Submitted by puput on Tue, 08/11/2009 - 07:57

Projecting the course of the world economy over the next few decades is a daunting task. One only need look at the history of the last half century to see precisely how difficult it is. How accurately, for example, would we have been able to predict the 1995 world economy in 1965? To take a single economy as an example, 1965 forecasts of the 1995 US economy would almost certainly have missed all of the following: the sharp decline of the US steel industry, the rapid increase in market share by Japanese automobile manufacturers, the explosion of the computer industry, the decline in manufacturing employment and the expansion in services, the sharp decrease in energy use per capita and per unit of GDP brought about by the oil price shocks, and the transition of the US from international creditor to net debtor. Moving from the US economy to the world as a whole adds countless more events which would probably not have been predicted in 1965, ranging from the extraordinary growth of Japan to the rapid increase in the volume of world trade.
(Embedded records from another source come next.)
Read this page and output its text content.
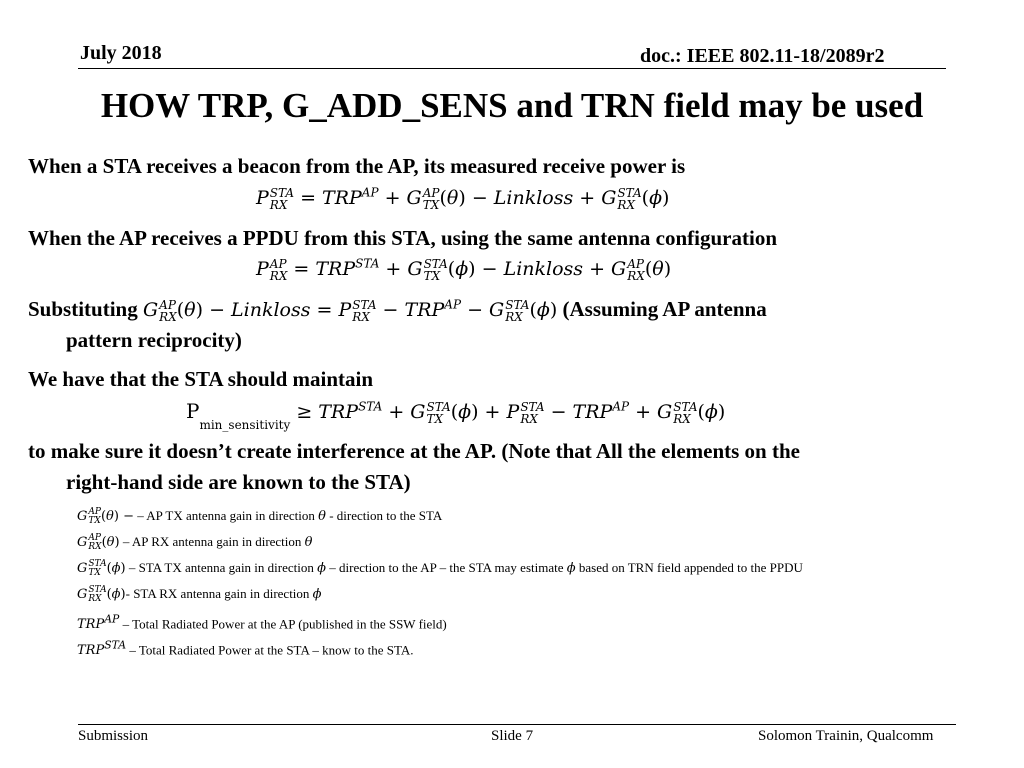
July 2018	doc.: IEEE 802.11-18/2089r2
HOW TRP, G_ADD_SENS and TRN field may be used
When a STA receives a beacon from the AP, its measured receive power is
P STA
RX = $TRP^{AP} + G$ AP
TX (θ) − Linkloss + G STA
RX (ϕ)
When the AP receives a PPDU from this STA, using the same antenna configuration
P AP
RX = $TRP^{STA} + G$ STA
TX (ϕ) − Linkloss + G AP
RX (θ)
Substituting G AP
RX (θ) − Linkloss = P STA
RX − $TRP^{AP} - G$ STA
RX (ϕ) (Assuming AP antenna
pattern reciprocity)
We have that the STA should maintain
$P_{min\_sensitivity} \ge TRP^{STA} + G$ STA
TX (ϕ) + P STA
RX − $TRP^{AP} + G$ STA
RX (ϕ)
to make sure it doesn’t create interference at the AP. (Note that All the elements on the
right-hand side are known to the STA)
G AP
TX (θ) − – AP TX antenna gain in direction θ - direction to the STA
G AP
RX (θ) – AP RX antenna gain in direction θ
G STA
TX (ϕ) – STA TX antenna gain in direction ϕ – direction to the AP – the STA may estimate ϕ based on TRN field appended to the PPDU
G STA
RX (ϕ)- STA RX antenna gain in direction ϕ
$TRP^{AP}$ – Total Radiated Power at the AP (published in the SSW field)
$TRP^{STA}$ – Total Radiated Power at the STA – know to the STA.
Submission	Slide 7	Solomon Trainin, Qualcomm
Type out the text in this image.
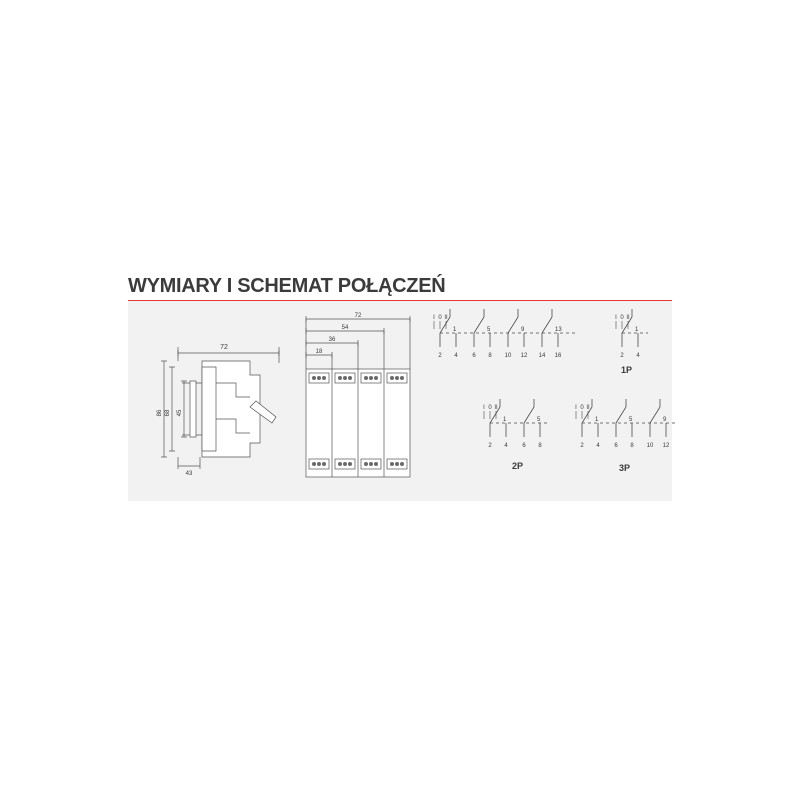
WYMIARY I SCHEMAT POŁĄCZEŃ
72
86 68 45
43
72
54
36
18
I 0 II
1	5	9	13
2 4 6 8 10 12 14 16
I 0 II
1
2 4
I 0 II
1	5
2 4 6 8
I 0 II
1	5	9
2 4 6 8 10 12
1P
2P	3P
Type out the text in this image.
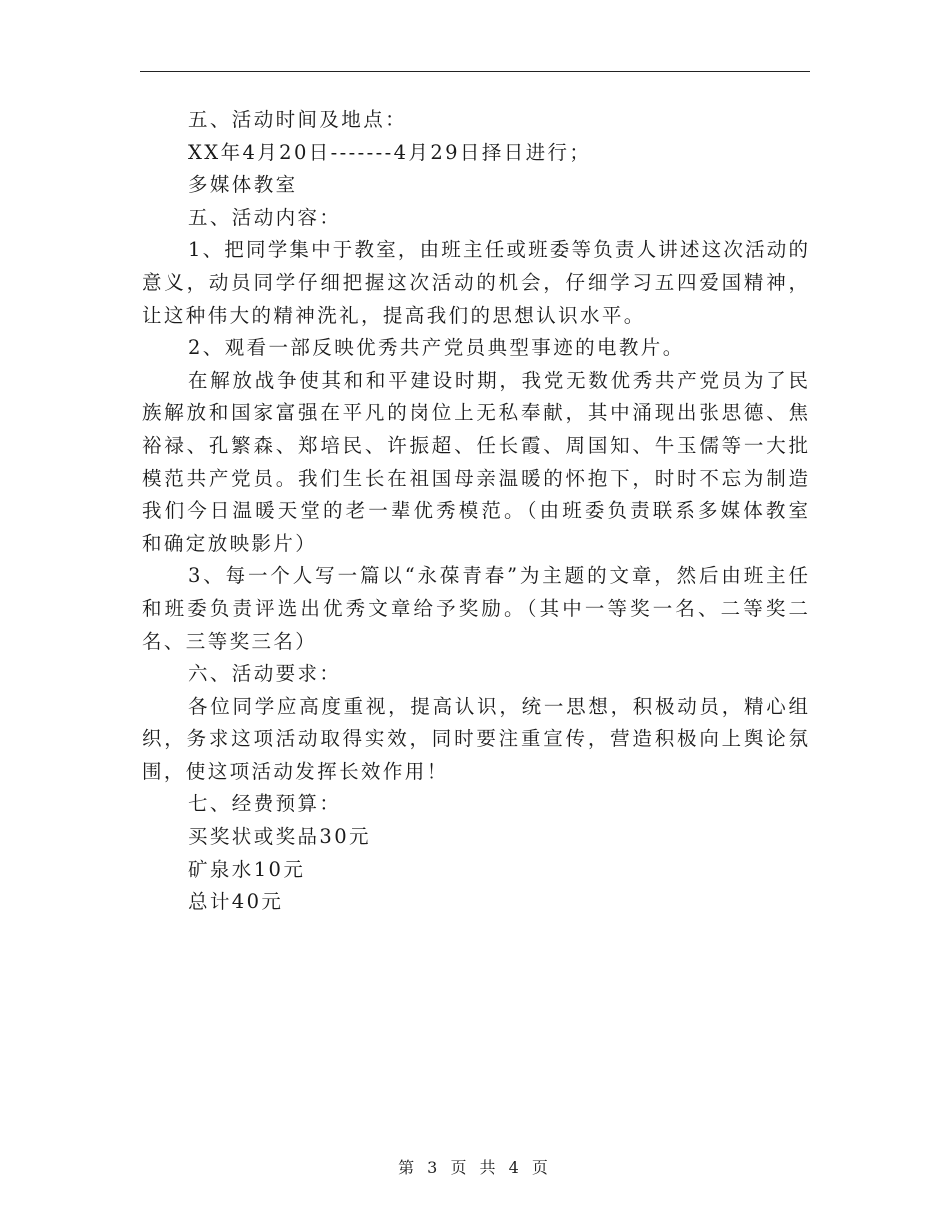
五、活动时间及地点：
XX年4月20日-------4月29日择日进行；
多媒体教室
五、活动内容：
1、把同学集中于教室，由班主任或班委等负责人讲述这次活动的
意义，动员同学仔细把握这次活动的机会，仔细学习五四爱国精神，
让这种伟大的精神洗礼，提高我们的思想认识水平。
2、观看一部反映优秀共产党员典型事迹的电教片。
在解放战争使其和和平建设时期，我党无数优秀共产党员为了民
族解放和国家富强在平凡的岗位上无私奉献，其中涌现出张思德、焦
裕禄、孔繁森、郑培民、许振超、任长霞、周国知、牛玉儒等一大批
模范共产党员。我们生长在祖国母亲温暖的怀抱下，时时不忘为制造
我们今日温暖天堂的老一辈优秀模范。（由班委负责联系多媒体教室
和确定放映影片）
3、每一个人写一篇以“永葆青春”为主题的文章，然后由班主任
和班委负责评选出优秀文章给予奖励。（其中一等奖一名、二等奖二
名、三等奖三名）
六、活动要求：
各位同学应高度重视，提高认识，统一思想，积极动员，精心组
织，务求这项活动取得实效，同时要注重宣传，营造积极向上舆论氛
围，使这项活动发挥长效作用！
七、经费预算：
买奖状或奖品30元
矿泉水10元
总计40元
第 3 页 共 4 页
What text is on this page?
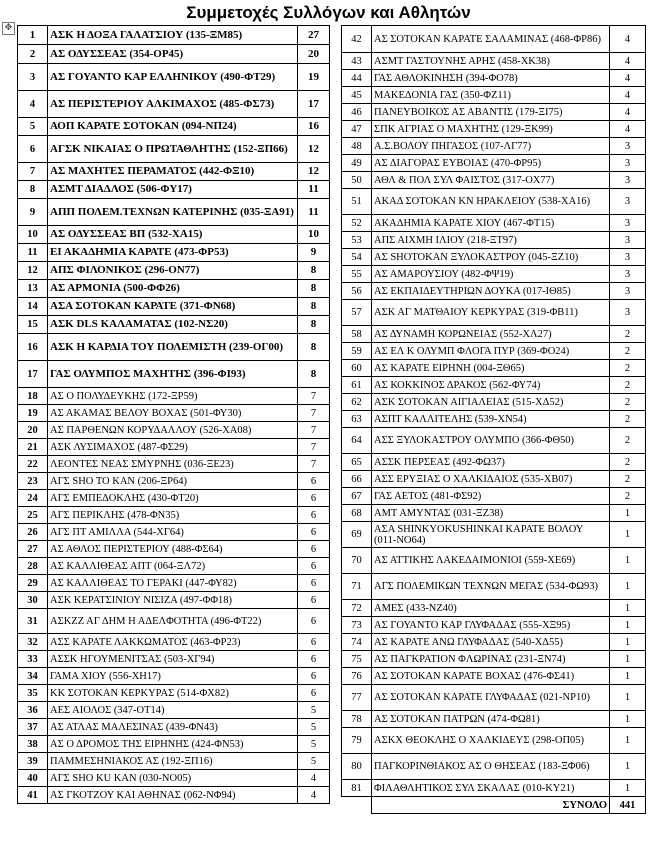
Συμμετοχές Συλλόγων και Αθλητών
✥
1	ΑΣΚ Η ΔΟΞΑ ΓΑΛΑΤΣΙΟΥ (135-ΞΜ85)	27
2	ΑΣ ΟΔΥΣΣΕΑΣ (354-ΟΡ45)	20
3	ΑΣ ΓΟΥΑΝΤΟ ΚΑΡ ΕΛΛΗΝΙΚΟΥ (490-ΦΤ29)	19
4	ΑΣ ΠΕΡΙΣΤΕΡΙΟΥ ΑΛΚΙΜΑΧΟΣ (485-ΦΣ73)	17
5	ΑΟΠ ΚΑΡΑΤΕ ΣΟΤΟΚΑΝ (094-ΝΠ24)	16
6	ΑΓΣΚ ΝΙΚΑΙΑΣ Ο ΠΡΩΤΑΘΛΗΤΗΣ (152-ΞΠ66)	12
7	ΑΣ ΜΑΧΗΤΕΣ ΠΕΡΑΜΑΤΟΣ (442-ΦΞ10)	12
8	ΑΣΜΤ ΔΙΑΔΛΟΣ (506-ΦΥ17)	11
9	ΑΠΠ ΠΟΛΕΜ.ΤΕΧΝΩΝ ΚΑΤΕΡΙΝΗΣ (035-ΞΑ91)	11
10	ΑΣ ΟΔΥΣΣΕΑΣ ΒΠ (532-ΧΑ15)	10
11	ΕΙ ΑΚΑΔΗΜΙΑ ΚΑΡΑΤΕ (473-ΦΡ53)	9
12	ΑΠΣ ΦΙΛΟΝΙΚΟΣ (296-ΟΝ77)	8
13	ΑΣ ΑΡΜΟΝΙΑ (500-ΦΦ26)	8
14	ΑΣΑ ΣΟΤΟΚΑΝ ΚΑΡΑΤΕ (371-ΦΝ68)	8
15	ΑΣΚ DLS ΚΑΛΑΜΑΤΑΣ (102-ΝΣ20)	8
16	ΑΣΚ Η ΚΑΡΔΙΑ ΤΟΥ ΠΟΛΕΜΙΣΤΗ (239-ΟΓ00)	8
17	ΓΑΣ ΟΛΥΜΠΟΣ ΜΑΧΗΤΗΣ (396-ΦΙ93)	8
18	ΑΣ Ο ΠΟΛΥΔΕΥΚΗΣ (172-ΞΡ59)	7
19	ΑΣ ΑΚΑΜΑΣ ΒΕΛΟΥ ΒΟΧΑΣ (501-ΦΥ30)	7
20	ΑΣ ΠΑΡΘΕΝΩΝ ΚΟΡΥΔΑΛΛΟΥ (526-ΧΑ08)	7
21	ΑΣΚ ΛΥΣΙΜΑΧΟΣ (487-ΦΣ29)	7
22	ΛΕΟΝΤΕΣ ΝΕΑΣ ΣΜΥΡΝΗΣ (036-ΞΕ23)	7
23	ΑΓΣ SHO TO KAN (206-ΞΡ64)	6
24	ΑΓΣ ΕΜΠΕΔΟΚΛΗΣ (430-ΦΤ20)	6
25	ΑΓΣ ΠΕΡΙΚΛΗΣ (478-ΦΝ35)	6
26	ΑΓΣ ΠΤ ΑΜΙΛΛΑ (544-ΧΓ64)	6
27	ΑΣ ΑΘΛΟΣ ΠΕΡΙΣΤΕΡΙΟΥ (488-ΦΣ64)	6
28	ΑΣ ΚΑΛΛΙΘΕΑΣ ΑΠΤ (064-ΞΛ72)	6
29	ΑΣ ΚΑΛΛΙΘΕΑΣ ΤΟ ΓΕΡΑΚΙ (447-ΦΥ82)	6
30	ΑΣΚ ΚΕΡΑΤΣΙΝΙΟΥ ΝΙΣΙΖΑ (497-ΦΦ18)	6
31	ΑΣΚΖΖ ΑΓ ΔΗΜ Η ΑΔΕΛΦΟΤΗΤΑ (496-ΦΤ22)	6
32	ΑΣΣ ΚΑΡΑΤΕ ΛΑΚΚΩΜΑΤΟΣ (463-ΦΡ23)	6
33	ΑΣΣΚ ΗΓΟΥΜΕΝΙΤΣΑΣ (503-ΧΓ94)	6
34	ΓΑΜΑ ΧΙΟΥ (556-ΧΗ17)	6
35	ΚΚ ΣΟΤΟΚΑΝ ΚΕΡΚΥΡΑΣ (514-ΦΧ82)	6
36	ΑΕΣ ΑΙΟΛΟΣ (347-ΟΤ14)	5
37	ΑΣ ΑΤΛΑΣ ΜΑΛΕΣΙΝΑΣ (439-ΦΝ43)	5
38	ΑΣ Ο ΔΡΟΜΟΣ ΤΗΣ ΕΙΡΗΝΗΣ (424-ΦΝ53)	5
39	ΠΑΜΜΕΣΗΝΙΑΚΟΣ ΑΣ (192-ΞΠ16)	5
40	ΑΓΣ SHO KU KAN (030-ΝΟ05)	4
41	ΑΣ ΓΚΟΤΖΟΥ ΚΑΙ ΑΘΗΝΑΣ (062-ΝΦ94)	4
42	ΑΣ ΣΟΤΟΚΑΝ ΚΑΡΑΤΕ ΣΑΛΑΜΙΝΑΣ (468-ΦΡ86)	4
43	ΑΣΜΤ ΓΑΣΤΟΥΝΗΣ ΑΡΗΣ (458-ΧΚ38)	4
44	ΓΑΣ ΑΘΛΟΚΙΝΗΣΗ (394-ΦΟ78)	4
45	ΜΑΚΕΔΟΝΙΑ ΓΑΣ (350-ΦΖ11)	4
46	ΠΑΝΕΥΒΟΙΚΟΣ ΑΣ ΑΒΑΝΤΙΣ (179-ΞΙ75)	4
47	ΣΠΚ ΑΓΡΙΑΣ Ο ΜΑΧΗΤΗΣ (129-ΞΚ99)	4
48	Α.Σ.ΒΟΛΟΥ ΠΗΓΑΣΟΣ (107-ΛΓ77)	3
49	ΑΣ ΔΙΑΓΟΡΑΣ ΕΥΒΟΙΑΣ (470-ΦΡ95)	3
50	ΑΘΛ & ΠΟΛ ΣΥΛ ΦΑΙΣΤΟΣ (317-ΟΧ77)	3
51	ΑΚΑΔ ΣΟΤΟΚΑΝ ΚΝ ΗΡΑΚΛΕΙΟΥ (538-ΧΑ16)	3
52	ΑΚΑΔΗΜΙΑ ΚΑΡΑΤΕ ΧΙΟΥ (467-ΦΤ15)	3
53	ΑΠΣ ΑΙΧΜΗ ΙΛΙΟΥ (218-ΞΤ97)	3
54	ΑΣ SHOTOKAN ΞΥΛΟΚΑΣΤΡΟΥ (045-ΞΖ10)	3
55	ΑΣ ΑΜΑΡΟΥΣΙΟΥ (482-ΦΨ19)	3
56	ΑΣ ΕΚΠΑΙΔΕΥΤΗΡΙΩΝ ΔΟΥΚΑ (017-ΙΘ85)	3
57	ΑΣΚ ΑΓ ΜΑΤΘΑΙΟΥ ΚΕΡΚΥΡΑΣ (319-ΦΒ11)	3
58	ΑΣ ΔΥΝΑΜΗ ΚΟΡΩΝΕΙΑΣ (552-ΧΛ27)	2
59	ΑΣ ΕΛ Κ ΟΛΥΜΠ ΦΛΟΓΑ ΠΥΡ (369-ΦΟ24)	2
60	ΑΣ ΚΑΡΑΤΕ ΕΙΡΗΝΗ (004-ΞΘ65)	2
61	ΑΣ ΚΟΚΚΙΝΟΣ ΔΡΑΚΟΣ (562-ΦΥ74)	2
62	ΑΣΚ ΣΟΤΟΚΑΝ ΑΙΓΙΑΛΕΙΑΣ (515-ΧΔ52)	2
63	ΑΣΠΤ ΚΑΛΛΙΤΕΛΗΣ (539-ΧΝ54)	2
64	ΑΣΣ ΞΥΛΟΚΑΣΤΡΟΥ ΟΛΥΜΠΟ (366-ΦΘ50)	2
65	ΑΣΣΚ ΠΕΡΣΕΑΣ (492-ΦΩ37)	2
66	ΑΣΣ ΕΡΥΞΙΑΣ Ο ΧΑΛΚΙΔΑΙΟΣ (535-ΧΒ07)	2
67	ΓΑΣ ΑΕΤΟΣ (481-ΦΣ92)	2
68	ΑΜΤ ΑΜΥΝΤΑΣ (031-ΞΖ38)	1
69	ΑΣΑ SHINKYOKUSHINKAI ΚΑΡΑΤΕ ΒΟΛΟΥ (011-ΝΟ64)	1
70	ΑΣ ΑΤΤΙΚΗΣ ΛΑΚΕΔΑΙΜΟΝΙΟΙ (559-ΧΕ69)	1
71	ΑΓΣ ΠΟΛΕΜΙΚΩΝ ΤΕΧΝΩΝ ΜΕΓΑΣ (534-ΦΩ93)	1
72	ΑΜΕΣ (433-ΝΖ40)	1
73	ΑΣ ΓΟΥΑΝΤΟ ΚΑΡ ΓΛΥΦΑΔΑΣ (555-ΧΞ95)	1
74	ΑΣ ΚΑΡΑΤΕ ΑΝΩ ΓΛΥΦΑΔΑΣ (540-ΧΔ55)	1
75	ΑΣ ΠΑΓΚΡΑΤΙΟΝ ΦΛΩΡΙΝΑΣ (231-ΞΝ74)	1
76	ΑΣ ΣΟΤΟΚΑΝ ΚΑΡΑΤΕ ΒΟΧΑΣ (476-ΦΣ41)	1
77	ΑΣ ΣΟΤΟΚΑΝ ΚΑΡΑΤΕ ΓΛΥΦΑΔΑΣ (021-ΝΡ10)	1
78	ΑΣ ΣΟΤΟΚΑΝ ΠΑΤΡΩΝ (474-ΦΩ81)	1
79	ΑΣΚΧ ΘΕΟΚΛΗΣ Ο ΧΑΛΚΙΔΕΥΣ (298-ΟΠ05)	1
80	ΠΑΓΚΟΡΙΝΘΙΑΚΟΣ ΑΣ Ο ΘΗΣΕΑΣ (183-ΞΦ06)	1
81	ΦΙΛΑΘΛΗΤΙΚΟΣ ΣΥΛ ΣΚΑΛΑΣ (010-ΚΥ21)	1
	ΣΥΝΟΛΟ	441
History holds at least three lessons which are important to remember. The most obvious is simply that today’s projections are unlikely to be right. The immediate consequence of this is that projections of the world economy should be used more to discover which variables are important than to develop point estimates of future GDP or other variables. The second lesson is that the most interesting and important events are likely to lie in the details of individual industries and countries. The third lesson, demonstrated vividly by the oil shocks of the 1970's, is that people respond to changes in prices. Together these lessons mean that projecting aggregate GDP is unlikely to be useful: it will almost certainly be wrong and it will fail to capture the most important events. To put this another way, the 1995 world economy is clearly not a simple scaling of the 1965 economy.